Situados ahora ya en un contexto donde la notificación a realizar se haya producido con éxito diremos que la misma por supuesto puede contener distintos elementos, pues por ejemplo la misma puede ser una citación o un emplazamiento. Si nos centramos en el primero de los supuestos, en el supuesto de las citaciones diremos que “cuando el citado no comparezca en el lugar, día y hora que se le hubiesen señalado, el que haya practicado la citación volverá a constituirse en el domicilio de quien hubiese recibido la copia de la cédula, haciendo constar por diligencia en la original, la causa de no haberse efectuado la comparecencia. Si esta causa no fuere legítima, se procederá inmediatamente por el Juez o Tribunal que hubiere acordado la citación, a llevar a efecto la prevención que corresponda, entre las establecidas en el número 5º del artículo anterior” (art. 176 LECr)

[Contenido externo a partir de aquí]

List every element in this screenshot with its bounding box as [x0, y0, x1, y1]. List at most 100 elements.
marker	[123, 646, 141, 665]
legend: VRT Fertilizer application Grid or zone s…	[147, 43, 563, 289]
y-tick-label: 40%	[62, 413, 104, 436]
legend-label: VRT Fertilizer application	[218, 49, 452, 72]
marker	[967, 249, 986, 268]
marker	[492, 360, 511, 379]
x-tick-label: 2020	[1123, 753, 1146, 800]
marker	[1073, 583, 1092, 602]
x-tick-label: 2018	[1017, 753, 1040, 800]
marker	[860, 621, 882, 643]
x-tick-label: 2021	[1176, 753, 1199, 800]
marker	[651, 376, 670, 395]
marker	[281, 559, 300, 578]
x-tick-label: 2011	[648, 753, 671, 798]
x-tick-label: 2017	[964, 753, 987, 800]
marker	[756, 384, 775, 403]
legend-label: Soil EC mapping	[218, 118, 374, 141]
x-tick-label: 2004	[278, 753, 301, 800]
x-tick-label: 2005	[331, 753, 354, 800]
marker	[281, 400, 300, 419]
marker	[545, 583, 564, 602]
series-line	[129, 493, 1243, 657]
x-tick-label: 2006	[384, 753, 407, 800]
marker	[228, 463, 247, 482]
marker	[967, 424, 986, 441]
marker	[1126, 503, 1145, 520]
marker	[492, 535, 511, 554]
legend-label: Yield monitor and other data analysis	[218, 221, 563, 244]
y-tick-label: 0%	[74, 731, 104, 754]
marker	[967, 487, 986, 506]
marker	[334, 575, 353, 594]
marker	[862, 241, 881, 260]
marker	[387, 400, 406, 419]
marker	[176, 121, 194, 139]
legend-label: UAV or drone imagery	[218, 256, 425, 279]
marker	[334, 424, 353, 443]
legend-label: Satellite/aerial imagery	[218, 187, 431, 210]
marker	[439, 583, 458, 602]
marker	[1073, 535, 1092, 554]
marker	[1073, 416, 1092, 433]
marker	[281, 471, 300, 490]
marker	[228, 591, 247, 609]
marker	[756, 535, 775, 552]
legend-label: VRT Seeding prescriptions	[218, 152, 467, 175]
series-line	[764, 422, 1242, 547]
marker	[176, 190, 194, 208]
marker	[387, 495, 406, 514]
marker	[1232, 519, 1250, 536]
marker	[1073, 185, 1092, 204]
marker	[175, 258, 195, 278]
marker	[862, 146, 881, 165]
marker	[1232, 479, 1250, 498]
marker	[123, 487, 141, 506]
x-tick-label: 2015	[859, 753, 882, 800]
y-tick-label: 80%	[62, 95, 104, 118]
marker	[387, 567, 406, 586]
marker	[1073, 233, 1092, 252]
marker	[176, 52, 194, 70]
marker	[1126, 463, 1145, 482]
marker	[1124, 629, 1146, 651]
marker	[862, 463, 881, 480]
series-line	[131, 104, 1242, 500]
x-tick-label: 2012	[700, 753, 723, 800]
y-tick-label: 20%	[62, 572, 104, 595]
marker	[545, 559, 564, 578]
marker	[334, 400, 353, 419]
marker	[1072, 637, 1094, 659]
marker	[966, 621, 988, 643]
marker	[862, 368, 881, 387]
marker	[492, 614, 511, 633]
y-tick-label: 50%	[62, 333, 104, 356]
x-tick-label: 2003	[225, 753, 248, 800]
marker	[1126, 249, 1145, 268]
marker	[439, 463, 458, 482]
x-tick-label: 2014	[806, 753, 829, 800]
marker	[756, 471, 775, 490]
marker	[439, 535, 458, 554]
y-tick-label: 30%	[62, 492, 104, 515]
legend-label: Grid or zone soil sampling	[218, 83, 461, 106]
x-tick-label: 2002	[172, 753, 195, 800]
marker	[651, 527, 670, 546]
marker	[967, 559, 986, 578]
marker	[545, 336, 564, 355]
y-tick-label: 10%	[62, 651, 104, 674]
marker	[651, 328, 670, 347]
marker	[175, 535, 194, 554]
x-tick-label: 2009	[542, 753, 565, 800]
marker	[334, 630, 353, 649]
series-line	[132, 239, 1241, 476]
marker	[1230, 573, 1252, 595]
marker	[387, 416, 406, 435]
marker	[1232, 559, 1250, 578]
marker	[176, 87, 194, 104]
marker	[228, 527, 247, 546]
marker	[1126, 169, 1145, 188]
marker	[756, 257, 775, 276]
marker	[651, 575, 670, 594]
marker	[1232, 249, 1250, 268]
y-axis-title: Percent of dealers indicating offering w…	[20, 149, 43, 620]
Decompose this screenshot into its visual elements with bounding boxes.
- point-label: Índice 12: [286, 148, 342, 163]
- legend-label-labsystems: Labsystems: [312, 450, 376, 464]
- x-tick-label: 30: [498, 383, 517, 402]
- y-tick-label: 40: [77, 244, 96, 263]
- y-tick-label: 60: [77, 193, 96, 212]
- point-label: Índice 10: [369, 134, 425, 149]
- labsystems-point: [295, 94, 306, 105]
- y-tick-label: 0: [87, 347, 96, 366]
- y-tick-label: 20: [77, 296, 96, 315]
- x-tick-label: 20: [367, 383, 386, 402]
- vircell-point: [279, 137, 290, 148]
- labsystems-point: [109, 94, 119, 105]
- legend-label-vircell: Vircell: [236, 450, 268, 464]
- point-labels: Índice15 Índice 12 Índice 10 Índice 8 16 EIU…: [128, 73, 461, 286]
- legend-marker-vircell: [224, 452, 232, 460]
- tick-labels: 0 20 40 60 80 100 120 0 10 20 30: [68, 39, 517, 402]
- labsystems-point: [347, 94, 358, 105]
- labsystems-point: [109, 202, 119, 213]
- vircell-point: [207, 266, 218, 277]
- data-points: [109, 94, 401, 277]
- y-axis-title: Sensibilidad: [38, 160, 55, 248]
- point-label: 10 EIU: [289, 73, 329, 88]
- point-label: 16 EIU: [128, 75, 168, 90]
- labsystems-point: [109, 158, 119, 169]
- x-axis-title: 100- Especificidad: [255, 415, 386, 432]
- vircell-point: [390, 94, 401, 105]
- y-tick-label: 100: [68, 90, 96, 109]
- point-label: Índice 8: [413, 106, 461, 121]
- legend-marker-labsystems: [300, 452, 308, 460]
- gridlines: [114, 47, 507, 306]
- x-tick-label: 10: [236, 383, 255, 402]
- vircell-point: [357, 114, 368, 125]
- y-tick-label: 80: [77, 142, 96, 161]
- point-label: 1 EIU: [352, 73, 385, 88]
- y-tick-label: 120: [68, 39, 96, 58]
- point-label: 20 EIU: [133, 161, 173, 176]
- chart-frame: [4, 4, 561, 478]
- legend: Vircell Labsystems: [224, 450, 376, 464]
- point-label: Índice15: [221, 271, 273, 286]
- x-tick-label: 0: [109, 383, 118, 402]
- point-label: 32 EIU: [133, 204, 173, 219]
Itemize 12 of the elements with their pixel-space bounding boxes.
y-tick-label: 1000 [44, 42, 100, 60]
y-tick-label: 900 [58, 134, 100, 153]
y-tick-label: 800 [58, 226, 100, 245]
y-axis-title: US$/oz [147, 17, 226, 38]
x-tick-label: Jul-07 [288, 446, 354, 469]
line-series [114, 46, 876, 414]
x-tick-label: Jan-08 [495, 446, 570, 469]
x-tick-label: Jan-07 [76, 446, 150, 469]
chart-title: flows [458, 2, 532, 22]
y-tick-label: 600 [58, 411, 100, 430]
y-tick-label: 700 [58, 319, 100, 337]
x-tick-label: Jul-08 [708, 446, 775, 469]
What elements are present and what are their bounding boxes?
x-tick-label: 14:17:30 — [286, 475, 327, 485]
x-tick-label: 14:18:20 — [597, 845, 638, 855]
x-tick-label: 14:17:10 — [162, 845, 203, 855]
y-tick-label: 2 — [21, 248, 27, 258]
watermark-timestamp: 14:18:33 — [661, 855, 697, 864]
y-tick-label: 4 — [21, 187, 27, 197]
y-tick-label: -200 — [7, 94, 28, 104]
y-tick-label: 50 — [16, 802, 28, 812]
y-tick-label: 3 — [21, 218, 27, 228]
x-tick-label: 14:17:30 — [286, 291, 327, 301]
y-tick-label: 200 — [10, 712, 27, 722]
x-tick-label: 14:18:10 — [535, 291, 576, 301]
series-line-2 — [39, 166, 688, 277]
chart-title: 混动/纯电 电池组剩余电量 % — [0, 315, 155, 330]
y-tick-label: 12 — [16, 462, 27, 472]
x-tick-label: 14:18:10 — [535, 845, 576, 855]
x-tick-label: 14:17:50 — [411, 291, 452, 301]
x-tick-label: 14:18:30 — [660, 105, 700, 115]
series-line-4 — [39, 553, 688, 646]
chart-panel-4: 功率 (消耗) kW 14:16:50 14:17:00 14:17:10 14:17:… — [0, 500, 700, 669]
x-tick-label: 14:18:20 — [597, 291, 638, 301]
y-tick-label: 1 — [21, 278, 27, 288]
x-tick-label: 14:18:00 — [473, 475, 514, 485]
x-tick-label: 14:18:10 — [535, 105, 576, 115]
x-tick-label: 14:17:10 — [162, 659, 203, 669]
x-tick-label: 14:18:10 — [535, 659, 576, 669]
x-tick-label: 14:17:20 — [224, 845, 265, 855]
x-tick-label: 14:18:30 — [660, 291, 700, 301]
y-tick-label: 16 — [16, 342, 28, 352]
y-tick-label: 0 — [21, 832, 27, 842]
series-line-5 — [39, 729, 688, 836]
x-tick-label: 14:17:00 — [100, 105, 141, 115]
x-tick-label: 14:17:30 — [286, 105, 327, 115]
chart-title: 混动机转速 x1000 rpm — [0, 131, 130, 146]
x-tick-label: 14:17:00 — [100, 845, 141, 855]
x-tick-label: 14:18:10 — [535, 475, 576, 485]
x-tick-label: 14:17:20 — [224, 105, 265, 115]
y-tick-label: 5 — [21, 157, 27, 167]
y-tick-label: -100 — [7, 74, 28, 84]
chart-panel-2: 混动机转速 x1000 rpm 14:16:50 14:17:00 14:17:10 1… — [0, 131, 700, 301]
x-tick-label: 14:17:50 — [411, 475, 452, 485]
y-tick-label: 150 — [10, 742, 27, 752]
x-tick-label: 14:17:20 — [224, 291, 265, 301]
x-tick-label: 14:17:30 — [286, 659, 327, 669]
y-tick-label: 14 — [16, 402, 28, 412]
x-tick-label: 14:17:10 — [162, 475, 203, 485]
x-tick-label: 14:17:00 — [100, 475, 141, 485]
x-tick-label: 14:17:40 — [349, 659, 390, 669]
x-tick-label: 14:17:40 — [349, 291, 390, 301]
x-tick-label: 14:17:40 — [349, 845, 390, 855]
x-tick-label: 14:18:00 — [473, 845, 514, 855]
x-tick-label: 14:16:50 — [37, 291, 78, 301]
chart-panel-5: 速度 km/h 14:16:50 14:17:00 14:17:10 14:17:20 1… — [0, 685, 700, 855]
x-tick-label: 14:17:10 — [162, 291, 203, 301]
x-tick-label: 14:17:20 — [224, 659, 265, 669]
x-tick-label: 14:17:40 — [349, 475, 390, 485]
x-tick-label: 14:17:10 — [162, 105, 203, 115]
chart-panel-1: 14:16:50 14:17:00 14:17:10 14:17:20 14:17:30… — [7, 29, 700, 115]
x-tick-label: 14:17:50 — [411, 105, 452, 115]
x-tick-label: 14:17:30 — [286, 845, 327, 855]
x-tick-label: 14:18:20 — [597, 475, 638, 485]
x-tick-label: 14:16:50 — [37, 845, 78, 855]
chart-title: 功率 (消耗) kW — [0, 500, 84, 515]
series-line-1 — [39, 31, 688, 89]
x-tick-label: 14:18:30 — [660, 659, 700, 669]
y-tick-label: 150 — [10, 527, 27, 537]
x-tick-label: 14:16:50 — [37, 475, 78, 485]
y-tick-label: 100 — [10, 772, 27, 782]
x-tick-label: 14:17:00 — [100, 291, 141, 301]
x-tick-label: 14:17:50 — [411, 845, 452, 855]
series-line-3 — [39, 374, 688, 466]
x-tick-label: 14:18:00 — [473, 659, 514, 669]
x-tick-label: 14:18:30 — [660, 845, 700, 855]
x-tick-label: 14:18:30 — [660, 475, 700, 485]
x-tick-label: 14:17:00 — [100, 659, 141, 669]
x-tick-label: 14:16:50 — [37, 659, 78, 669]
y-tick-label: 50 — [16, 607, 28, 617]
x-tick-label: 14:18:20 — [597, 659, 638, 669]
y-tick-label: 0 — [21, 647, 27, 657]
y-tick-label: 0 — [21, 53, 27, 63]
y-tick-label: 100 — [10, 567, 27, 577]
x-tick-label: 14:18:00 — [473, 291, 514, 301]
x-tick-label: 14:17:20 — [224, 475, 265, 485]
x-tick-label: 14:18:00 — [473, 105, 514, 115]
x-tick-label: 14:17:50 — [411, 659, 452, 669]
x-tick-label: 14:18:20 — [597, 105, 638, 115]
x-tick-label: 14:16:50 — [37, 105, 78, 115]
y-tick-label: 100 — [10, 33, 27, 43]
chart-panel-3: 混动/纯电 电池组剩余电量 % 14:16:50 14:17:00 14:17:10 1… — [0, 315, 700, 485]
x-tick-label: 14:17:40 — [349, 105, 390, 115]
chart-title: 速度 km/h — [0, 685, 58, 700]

¿Y qué es aquello que establece el número quinto del artículo anterior que en el párrafo anterior se nombra? Pues bien dicho punto establece que “la obligación, si la hubiere, de concurrir al primer llamamiento, bajo la multa de 200 a 5.000 euros o si fuese ya el segundo el que se hiciere, la de concurrir bajo apercibimiento de ser perseguido como reo del delito de obstrucción a la justicia tipificado en el artículo 463.1 del Código Penal”. Artículo 463.1 del CP que a su vez establece que “el que, citado en legal forma, dejare voluntariamente de comparecer, sin justa causa, ante un juzgado o tribunal en proceso criminal con reo en prisión provisional, provocando la suspensión del juicio oral, será castigado con la pena de prisión de tres a seis meses o multa de seis a 24 meses. En la pena de multa de seis a 10 meses incurrirá el que, habiendo sido advertido, lo hiciera por segunda vez en causa criminal sin reo en prisión, haya provocado o no la suspensión”.